Все— таки таких, как Дживз, больше нет. Он вошел в гостиную так же бесстрашно, как Даниил в логово льва. Более того, его магнетизм, или как там это называется, так подействовал на проклятого пса, что вместо того, чтобы цапнуть малого за ногу, он успокоился, словно напился валерьянки, и упал на спину, задрав кверху лапы. Будь Дживз его богатым дядюшкой, он вряд ли смог бы выказать ему большее уважение. Но стоило псу увидеть меня, он тут же вскочил, оскалился и попытался свернуть стол, явно намереваясь дожевать мою ногу до конца.
— Ролло к вам ещё не привык, сэр, — сказал Дживз, восхищённо глядя на четвероногую скотину. — Бультерьеры — прекрасные сторожевые собаки.
— Мне не нужна сторожевая собака, которая не пускает меня в мою собственную комнату.
— Да, сэр.
— Ну, что мне делать?
— Несомненно, со временем животное научится отличать вас от других, сэр. Оно запомнит присущий вам запах.
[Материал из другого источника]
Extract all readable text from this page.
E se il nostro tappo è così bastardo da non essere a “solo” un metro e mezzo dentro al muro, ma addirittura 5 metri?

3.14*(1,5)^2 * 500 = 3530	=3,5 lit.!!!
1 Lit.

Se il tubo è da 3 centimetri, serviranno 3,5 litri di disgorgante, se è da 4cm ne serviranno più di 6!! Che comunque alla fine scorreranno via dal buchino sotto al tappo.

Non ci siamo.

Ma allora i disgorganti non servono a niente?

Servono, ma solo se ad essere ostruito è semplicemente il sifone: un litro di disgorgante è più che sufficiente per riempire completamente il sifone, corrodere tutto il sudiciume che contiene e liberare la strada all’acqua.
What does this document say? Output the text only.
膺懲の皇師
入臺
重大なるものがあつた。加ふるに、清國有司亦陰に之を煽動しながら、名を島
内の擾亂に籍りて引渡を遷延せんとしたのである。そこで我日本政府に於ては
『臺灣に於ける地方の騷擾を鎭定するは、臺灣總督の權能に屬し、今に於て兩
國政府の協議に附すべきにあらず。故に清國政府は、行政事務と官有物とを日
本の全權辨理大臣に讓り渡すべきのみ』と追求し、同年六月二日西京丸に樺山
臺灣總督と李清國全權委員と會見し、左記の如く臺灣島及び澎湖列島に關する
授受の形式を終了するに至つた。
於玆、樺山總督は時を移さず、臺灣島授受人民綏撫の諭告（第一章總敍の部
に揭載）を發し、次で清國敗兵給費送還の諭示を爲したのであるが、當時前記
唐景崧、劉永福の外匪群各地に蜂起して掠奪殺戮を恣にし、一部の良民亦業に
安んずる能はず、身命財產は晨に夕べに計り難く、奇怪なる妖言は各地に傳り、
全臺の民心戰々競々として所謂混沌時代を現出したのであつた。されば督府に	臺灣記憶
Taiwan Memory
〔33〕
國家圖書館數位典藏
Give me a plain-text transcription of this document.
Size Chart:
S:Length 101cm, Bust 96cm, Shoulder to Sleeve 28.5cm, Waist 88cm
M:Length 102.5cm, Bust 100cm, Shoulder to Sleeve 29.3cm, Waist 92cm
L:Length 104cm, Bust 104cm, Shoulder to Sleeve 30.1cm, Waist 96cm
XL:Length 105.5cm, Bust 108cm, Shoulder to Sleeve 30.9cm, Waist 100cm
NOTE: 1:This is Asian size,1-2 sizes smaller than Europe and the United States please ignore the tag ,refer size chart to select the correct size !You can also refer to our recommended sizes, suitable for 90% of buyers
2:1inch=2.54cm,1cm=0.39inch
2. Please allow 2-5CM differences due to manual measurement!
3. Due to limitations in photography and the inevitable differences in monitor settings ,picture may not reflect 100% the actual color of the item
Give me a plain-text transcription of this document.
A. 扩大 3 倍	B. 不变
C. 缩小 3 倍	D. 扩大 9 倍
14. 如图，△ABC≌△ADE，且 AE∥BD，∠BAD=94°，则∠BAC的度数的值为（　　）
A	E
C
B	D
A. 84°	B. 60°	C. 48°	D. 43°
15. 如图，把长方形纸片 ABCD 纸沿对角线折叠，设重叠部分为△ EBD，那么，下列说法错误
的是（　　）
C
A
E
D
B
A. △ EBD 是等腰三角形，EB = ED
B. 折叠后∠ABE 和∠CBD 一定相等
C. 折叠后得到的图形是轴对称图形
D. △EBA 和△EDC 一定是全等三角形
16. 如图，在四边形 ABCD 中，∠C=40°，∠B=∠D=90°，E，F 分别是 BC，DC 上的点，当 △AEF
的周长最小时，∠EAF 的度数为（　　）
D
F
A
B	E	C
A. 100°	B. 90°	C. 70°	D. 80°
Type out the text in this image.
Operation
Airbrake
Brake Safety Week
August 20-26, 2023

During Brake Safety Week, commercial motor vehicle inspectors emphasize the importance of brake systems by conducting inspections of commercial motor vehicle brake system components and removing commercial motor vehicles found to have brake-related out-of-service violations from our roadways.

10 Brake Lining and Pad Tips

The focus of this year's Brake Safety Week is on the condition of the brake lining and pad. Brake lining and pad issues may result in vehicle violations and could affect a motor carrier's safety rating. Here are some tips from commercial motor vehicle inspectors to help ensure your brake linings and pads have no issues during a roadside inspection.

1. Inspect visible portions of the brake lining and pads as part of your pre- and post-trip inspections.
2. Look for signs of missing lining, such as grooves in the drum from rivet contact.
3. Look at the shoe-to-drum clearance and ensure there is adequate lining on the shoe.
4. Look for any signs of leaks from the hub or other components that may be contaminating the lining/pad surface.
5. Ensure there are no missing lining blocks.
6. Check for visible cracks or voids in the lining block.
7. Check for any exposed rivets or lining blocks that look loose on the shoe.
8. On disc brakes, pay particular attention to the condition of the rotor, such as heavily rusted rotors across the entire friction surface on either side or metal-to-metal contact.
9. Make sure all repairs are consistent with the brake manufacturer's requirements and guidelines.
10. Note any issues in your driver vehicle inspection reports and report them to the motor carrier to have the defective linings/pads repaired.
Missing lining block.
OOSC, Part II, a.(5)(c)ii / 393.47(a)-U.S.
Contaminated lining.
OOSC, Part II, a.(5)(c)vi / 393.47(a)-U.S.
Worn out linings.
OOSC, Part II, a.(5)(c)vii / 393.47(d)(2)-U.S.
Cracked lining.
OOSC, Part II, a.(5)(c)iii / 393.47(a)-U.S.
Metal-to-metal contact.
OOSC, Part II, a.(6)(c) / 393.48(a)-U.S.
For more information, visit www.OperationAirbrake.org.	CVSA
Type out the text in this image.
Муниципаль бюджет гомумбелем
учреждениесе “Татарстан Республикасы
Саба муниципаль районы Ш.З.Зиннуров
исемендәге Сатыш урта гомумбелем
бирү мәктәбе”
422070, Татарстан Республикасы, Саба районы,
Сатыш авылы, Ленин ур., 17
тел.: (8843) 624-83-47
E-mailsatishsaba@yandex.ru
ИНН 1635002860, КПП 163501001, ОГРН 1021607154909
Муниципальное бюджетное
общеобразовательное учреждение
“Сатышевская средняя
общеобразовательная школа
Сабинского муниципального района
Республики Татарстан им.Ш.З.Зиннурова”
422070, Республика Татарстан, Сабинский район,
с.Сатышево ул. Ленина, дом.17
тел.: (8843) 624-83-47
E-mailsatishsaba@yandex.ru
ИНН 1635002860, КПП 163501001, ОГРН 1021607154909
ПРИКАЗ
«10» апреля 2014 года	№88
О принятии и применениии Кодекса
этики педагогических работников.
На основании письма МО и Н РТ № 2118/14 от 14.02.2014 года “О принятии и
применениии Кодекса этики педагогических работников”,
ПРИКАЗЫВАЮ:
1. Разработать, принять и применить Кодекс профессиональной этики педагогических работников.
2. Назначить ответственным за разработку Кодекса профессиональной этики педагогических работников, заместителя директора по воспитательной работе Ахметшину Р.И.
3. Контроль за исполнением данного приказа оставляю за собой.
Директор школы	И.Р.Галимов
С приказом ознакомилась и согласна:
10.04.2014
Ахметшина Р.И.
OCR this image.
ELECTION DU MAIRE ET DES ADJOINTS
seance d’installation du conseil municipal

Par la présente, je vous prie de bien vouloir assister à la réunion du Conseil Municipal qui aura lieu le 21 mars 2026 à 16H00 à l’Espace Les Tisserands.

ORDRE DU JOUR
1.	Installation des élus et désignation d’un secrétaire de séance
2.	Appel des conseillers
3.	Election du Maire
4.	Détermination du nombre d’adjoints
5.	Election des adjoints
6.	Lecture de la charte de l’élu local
— В каком это смысле — присущий мне запах? Не думаешь ли ты, что я собираюсь провести полжизни в холле, пока эта гадина не решит наконец, что я пахну, как положено? — Я задумался. — Дживз!
— Сэр?
— Я уезжаю завтра утром. Первым поездом. Остановлюсь в загородном доме мистера Тодда.
— Прикажете сопровождать вас, сэр?
— Нет.
— Слушаюсь, сэр.
— Я не знаю, когда вернусь. Если мне придут письма, переправь их по почте.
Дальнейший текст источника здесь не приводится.